The Town of Carbondale is looking for a little help from its residents to figure out how best to improve one of the major arterial streets leading traffic from Main Street toward Highway 133, and the time to get involved is now.
For many years, Carbondale’s Eighth Street corridor, between Main Street and Village Road (really, all the way north to Highway 133), has troubled city officials, planners and local senior-citizen advocacy groups.

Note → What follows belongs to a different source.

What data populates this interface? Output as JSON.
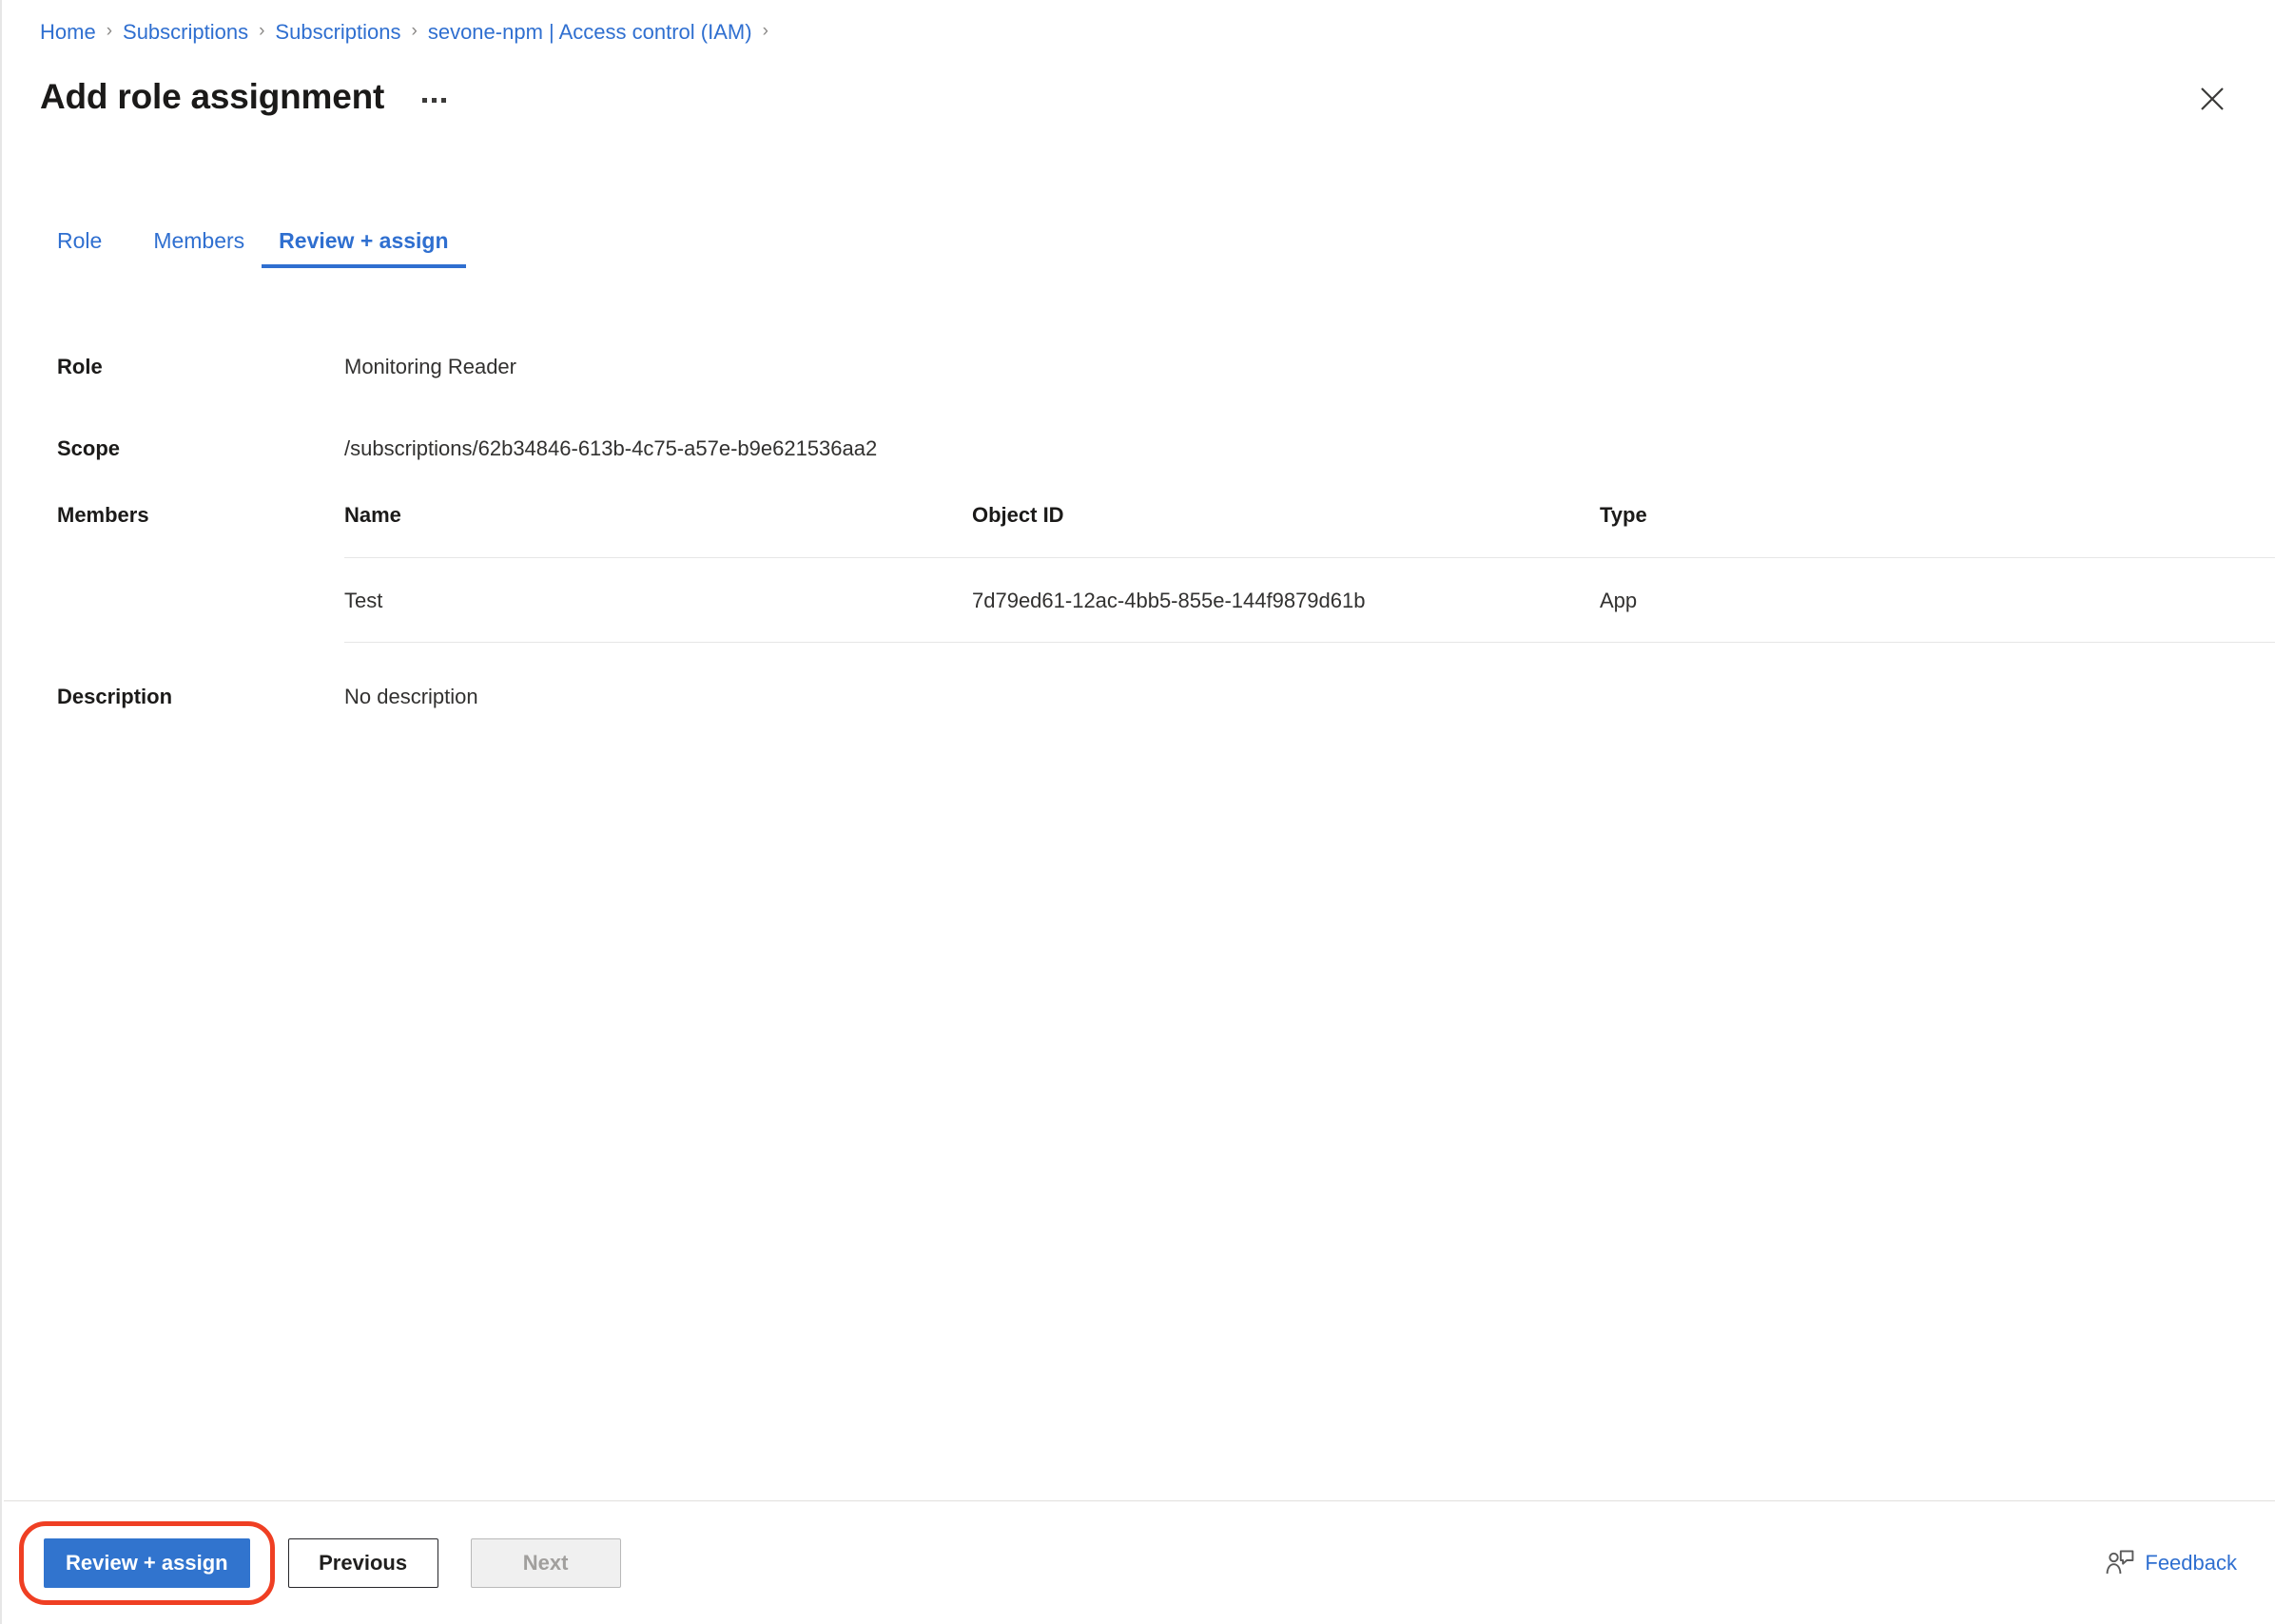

That’s because that stretch of the street never has met the standards that some say are critical to the mobility of senior citizens and others with mobility challenges.
Now, the Town government is determined to do something about Eighth Street, and it wants public help to ensure that whatever is done, it passes muster with a majority of residents.

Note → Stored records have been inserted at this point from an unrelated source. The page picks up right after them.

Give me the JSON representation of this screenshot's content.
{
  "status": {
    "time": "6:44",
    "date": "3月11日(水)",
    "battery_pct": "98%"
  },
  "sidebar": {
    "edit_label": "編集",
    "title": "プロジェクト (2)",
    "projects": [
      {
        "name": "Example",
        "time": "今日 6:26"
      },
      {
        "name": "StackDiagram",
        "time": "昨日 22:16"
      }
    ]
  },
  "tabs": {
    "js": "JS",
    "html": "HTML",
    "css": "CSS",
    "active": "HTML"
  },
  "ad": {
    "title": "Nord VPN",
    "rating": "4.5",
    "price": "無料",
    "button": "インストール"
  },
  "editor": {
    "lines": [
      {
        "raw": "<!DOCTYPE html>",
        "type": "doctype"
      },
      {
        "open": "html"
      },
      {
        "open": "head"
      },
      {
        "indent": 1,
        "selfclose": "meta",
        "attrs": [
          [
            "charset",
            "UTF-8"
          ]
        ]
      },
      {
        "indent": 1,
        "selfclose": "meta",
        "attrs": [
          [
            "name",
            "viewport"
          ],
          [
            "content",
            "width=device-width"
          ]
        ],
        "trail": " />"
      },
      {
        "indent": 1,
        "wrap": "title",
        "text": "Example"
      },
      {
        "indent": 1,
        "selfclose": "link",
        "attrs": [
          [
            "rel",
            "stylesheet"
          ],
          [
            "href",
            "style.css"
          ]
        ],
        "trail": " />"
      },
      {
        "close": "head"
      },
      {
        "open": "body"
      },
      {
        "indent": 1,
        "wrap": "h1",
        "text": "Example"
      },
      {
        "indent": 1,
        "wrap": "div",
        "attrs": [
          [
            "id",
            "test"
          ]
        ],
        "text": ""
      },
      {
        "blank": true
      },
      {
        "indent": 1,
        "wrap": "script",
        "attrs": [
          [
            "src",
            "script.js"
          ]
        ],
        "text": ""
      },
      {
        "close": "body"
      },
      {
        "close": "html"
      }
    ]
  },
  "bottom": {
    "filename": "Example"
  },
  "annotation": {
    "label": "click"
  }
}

For several weeks, motorists and others traveling along Eighth Street may have noticed that the traffic lanes feel a little narrower, that parking has temporarily been prohibited on the east side of the street (the side toward Basalt, for directionally challenged readers) and that there are two pedestrian/bicycling lanes marked off on either side of the street to make a traveling space for bicyclists, joggers, skateboarders and other users, leaving the sidewalks themselves for the use of plain old pedestrians.
Known as the “Eighth Street Demonstration Project,” the arrangement grew out of work done by the town’s Bike/Pedestrian/Trails Commission (BPTC) and a local, independent organization known as the Carbondale Age Friendly Community Initiative (CAFCI) that is connected to similar organizations around Colorado and the U.S.
The work also is due, in part, to a couple of attempted sexual assaults committed in 2016 on the north side of town, which drew public attention to the poor street lighting and the equally inadequate non motorized-travel amenities in that area. Subsequent town meetings and public agitation lead to the establishment of a map of “priority routes” around Carbondale, including Eighth Street and other streets that could use some upgrades and improvements to make them safer and more user-friendly.
Niki Delson, a member of the BPTC and of CAFCI, pointed out this week that the talk of what to do with Eighth Street goes back a long way.
“I’ve been on the BPTC since 2016,” Delson said. “And I know that the issues of Eighth Street, if you go into Town records, are always talked about going back many years, well before I got on the commission. And it’s something that’s always gotten kicked down the road.”
But that, she acknowledged happily, has changed over the past couple of years, as the commission and CAFCI, along with a consultant hired by the town (Alta Planning & Design, a national company), have put together the demonstration project and certain supporting efforts to go with it.
Among other things, there is a web page dedicated to three suggested “options” for making changes to Eighth Street (go to the town’s website, www.carbondalegov.org and click on the “Eighth Street Corridor Options” button to get to the carbondale.alta.planning site and read about the project).
The page also has provision for citizen comments, and the town will be accepting those comments until around the end of October, according to Public Works Director Kevin Schorzman.
“The reason we went with the demonstration project is to try to get the public engaged while we’re still doing the planning” on how to improve Eighth Street for all users, Schorzman said.
In the coming weeks, comments from the planning web page and other sources, including from public meetings of the BPTC (a final BPTC public hearing is scheduled for Nov. 2), will be gathered together and analyzed to craft the next step in the process — a new set of options to be presented to the BPTC for further work.
Schorzman estimated that the BPTC likely will take “maybe a couple of meetings” to go through the data and come up with a recommendation to the town’s Board of Trustees, which could receive that report in the first months of 2021.
Then it will be up to the trustees to hold hearings, crunch data and come up with its own idea of what should be done to make Eighth Street more usable to bicyclists, pedestrians, joggers and anyone else.